Yes, the problem has been here for years and Covid was the tipping point. Almost immediately housing prices doubled and so did rent. As best I can tell, as someone who is often seeking lower rent over the years, average rent has steadily increased, and supply has somehow diminished since then. I've easily paid $50,000+ more in rent since Covid than what I would have paid in the equivalent amount of years had rental rates remained the same. I mention this since this is fairly representative of what most younger folks are going through. We're $50,000+ short on purchasing a starter home that costs $100,000+ more. The over effect of this is that even those who are doing fairly well financially are barely making ends meet and have no real path to lower their cost of living. Housing affordability is the #1 political issue for young Americans.
 
On a personal note, my son and his family are having a terrible time finding a affordable house rental. All over Colorado Blackrock has bought up single family homes and have jacked up the prices for rentals. $2500 mthly is the average price. Trump has said no more of this but the problem is already here. People in Denver are also looking at to high rentals and many are now living in RV's even though they are fully employed.

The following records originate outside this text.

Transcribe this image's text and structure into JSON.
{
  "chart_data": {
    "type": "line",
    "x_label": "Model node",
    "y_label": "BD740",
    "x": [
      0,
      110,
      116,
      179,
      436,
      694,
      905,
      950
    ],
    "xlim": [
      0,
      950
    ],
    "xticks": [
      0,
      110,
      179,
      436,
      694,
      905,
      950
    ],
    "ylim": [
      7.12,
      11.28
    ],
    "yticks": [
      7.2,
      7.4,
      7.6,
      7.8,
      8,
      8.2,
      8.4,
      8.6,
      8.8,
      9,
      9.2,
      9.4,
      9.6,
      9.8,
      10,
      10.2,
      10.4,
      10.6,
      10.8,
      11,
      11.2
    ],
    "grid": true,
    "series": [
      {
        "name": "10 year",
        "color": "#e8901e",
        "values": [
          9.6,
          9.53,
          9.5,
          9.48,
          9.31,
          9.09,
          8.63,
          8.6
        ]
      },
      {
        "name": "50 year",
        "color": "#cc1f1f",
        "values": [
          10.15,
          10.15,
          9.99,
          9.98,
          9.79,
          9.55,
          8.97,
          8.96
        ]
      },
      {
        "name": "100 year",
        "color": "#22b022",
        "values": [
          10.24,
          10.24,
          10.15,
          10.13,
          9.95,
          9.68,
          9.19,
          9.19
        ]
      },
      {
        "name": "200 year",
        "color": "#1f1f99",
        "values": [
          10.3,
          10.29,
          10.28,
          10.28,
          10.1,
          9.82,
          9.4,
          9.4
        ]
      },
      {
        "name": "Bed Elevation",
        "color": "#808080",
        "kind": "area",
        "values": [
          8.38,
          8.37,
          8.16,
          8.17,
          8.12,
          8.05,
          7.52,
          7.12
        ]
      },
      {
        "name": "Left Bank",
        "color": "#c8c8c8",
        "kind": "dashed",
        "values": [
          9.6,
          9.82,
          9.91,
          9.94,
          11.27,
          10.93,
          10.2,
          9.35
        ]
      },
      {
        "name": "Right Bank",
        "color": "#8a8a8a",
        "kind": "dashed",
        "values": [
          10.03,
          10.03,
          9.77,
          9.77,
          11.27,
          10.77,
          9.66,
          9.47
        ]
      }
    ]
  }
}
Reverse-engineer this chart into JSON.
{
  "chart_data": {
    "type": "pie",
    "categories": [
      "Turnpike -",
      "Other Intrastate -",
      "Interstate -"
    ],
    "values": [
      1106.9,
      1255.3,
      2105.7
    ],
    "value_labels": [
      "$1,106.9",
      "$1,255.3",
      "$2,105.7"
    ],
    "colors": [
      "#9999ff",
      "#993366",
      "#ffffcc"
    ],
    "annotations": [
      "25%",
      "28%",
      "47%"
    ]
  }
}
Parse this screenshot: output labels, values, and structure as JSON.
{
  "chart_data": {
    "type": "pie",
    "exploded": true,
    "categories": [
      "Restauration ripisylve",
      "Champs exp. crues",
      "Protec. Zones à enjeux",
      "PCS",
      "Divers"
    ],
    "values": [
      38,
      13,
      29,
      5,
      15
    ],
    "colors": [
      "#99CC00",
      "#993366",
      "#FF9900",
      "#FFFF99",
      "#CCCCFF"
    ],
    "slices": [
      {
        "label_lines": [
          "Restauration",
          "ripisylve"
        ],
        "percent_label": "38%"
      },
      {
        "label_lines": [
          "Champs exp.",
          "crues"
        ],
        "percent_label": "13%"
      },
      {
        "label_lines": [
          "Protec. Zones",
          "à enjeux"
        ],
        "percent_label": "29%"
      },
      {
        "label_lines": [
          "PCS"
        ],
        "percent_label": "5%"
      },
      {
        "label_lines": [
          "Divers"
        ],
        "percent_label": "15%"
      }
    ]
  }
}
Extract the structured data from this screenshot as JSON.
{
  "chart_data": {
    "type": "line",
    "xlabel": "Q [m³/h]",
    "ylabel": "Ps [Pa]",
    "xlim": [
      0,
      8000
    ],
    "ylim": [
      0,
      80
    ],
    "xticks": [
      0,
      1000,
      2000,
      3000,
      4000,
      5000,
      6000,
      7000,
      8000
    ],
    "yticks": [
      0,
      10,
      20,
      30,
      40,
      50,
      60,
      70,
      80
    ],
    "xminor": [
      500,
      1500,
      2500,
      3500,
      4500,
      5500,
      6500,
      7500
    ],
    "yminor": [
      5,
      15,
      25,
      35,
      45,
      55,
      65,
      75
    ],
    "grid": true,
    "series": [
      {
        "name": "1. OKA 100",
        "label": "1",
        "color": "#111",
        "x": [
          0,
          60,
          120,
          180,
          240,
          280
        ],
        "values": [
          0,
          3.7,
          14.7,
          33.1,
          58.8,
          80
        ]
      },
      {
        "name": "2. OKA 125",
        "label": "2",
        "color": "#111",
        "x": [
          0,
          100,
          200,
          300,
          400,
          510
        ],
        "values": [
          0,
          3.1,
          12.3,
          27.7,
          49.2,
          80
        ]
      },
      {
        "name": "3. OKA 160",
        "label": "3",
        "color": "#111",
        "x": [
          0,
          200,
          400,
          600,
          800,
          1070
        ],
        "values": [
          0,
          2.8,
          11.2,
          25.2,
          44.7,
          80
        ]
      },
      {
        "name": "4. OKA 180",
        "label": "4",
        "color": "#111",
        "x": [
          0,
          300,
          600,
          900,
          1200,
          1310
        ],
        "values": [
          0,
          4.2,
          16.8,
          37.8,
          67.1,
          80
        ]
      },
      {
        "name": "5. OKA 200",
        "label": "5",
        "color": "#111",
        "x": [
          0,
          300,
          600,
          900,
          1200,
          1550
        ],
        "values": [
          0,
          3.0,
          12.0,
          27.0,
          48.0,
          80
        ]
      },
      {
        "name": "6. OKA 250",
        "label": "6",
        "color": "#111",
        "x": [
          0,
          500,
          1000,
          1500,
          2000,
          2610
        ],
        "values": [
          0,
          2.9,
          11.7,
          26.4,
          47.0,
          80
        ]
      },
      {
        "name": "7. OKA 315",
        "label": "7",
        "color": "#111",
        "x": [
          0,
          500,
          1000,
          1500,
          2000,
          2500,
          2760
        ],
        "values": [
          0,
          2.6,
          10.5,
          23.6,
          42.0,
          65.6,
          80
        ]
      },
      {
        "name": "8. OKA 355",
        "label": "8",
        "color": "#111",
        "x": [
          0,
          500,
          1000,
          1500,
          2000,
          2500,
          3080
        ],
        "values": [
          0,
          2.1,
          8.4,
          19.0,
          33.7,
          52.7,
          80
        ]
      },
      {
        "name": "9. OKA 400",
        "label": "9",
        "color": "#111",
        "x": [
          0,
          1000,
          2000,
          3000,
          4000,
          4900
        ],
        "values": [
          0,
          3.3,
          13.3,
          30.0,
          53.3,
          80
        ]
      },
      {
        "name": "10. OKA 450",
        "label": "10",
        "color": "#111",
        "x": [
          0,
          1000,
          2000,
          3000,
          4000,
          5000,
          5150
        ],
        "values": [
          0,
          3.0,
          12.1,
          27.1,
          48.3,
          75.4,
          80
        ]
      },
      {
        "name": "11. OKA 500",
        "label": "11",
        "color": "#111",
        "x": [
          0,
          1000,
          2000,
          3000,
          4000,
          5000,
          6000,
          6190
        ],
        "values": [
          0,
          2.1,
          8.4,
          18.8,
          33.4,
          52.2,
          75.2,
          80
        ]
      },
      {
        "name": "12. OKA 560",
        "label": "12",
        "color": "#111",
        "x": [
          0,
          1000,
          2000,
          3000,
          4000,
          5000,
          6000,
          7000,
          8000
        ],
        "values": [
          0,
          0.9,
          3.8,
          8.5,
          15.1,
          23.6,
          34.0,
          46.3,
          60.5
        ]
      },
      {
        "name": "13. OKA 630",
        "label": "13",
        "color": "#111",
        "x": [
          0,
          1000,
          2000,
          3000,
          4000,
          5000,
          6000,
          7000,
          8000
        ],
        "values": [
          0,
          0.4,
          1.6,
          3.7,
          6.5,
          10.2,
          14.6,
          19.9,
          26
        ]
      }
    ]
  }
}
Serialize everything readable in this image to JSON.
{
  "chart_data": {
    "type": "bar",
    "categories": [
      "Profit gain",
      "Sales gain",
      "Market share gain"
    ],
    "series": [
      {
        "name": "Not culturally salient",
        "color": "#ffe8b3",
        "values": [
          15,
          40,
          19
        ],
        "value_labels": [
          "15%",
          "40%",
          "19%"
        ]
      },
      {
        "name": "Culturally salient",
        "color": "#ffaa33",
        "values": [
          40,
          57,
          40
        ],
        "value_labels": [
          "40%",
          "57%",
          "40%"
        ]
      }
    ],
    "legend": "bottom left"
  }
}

I don't know if it's the case in Colorado but one of the bigger issues in the mountains is that people are putting their properties up for short-term AirBnB rentals instead of making them available to rent long-term. More money to be made. That's created a huge disparity in supply and demand which has led to rising costs for any rentals available since people are desperate.
 
I don't know if it's the case in Colorado but one of the bigger issues in the mountains is that people are putting their properties up for short-term AirBnB rentals instead of making them available to rent long-term. More money to be made. That's created a huge disparity in supply and demand which has led to rising costs for any rentals available since people are desperate.
The same has been happening here in Montana. The interesting Catch-22 is that wealthy landlords (by which I mean that they own many properties to rent or to AirBnB, according to their inclinations) and the rich who move here to get second or third vacation homes need people that are middle or lower class to be present in 'service jobs' in order to get what they want as far as retail, repair, landscaping, etc.

The catch is in the fact that the people in service jobs cannot afford to live in the towns or small cities anymore. Property taxes are crazy here (no sales tax because...tourists) and many home-grown Montanans are in danger of not being able to afford to live in houses they bought decades ago or people who cannot buy homes because of the inflated prices (e.g. I live in a two-bedroom with 1 and a half baths and its property tax value is nearly $600,000 - it's a SMALL home) cannot afford to rent places to live. Another example, a studio apartment in my large town is anywhere from $1100 a month and up. Sixty percent of the people who live here are landlords; like you said, money to be made.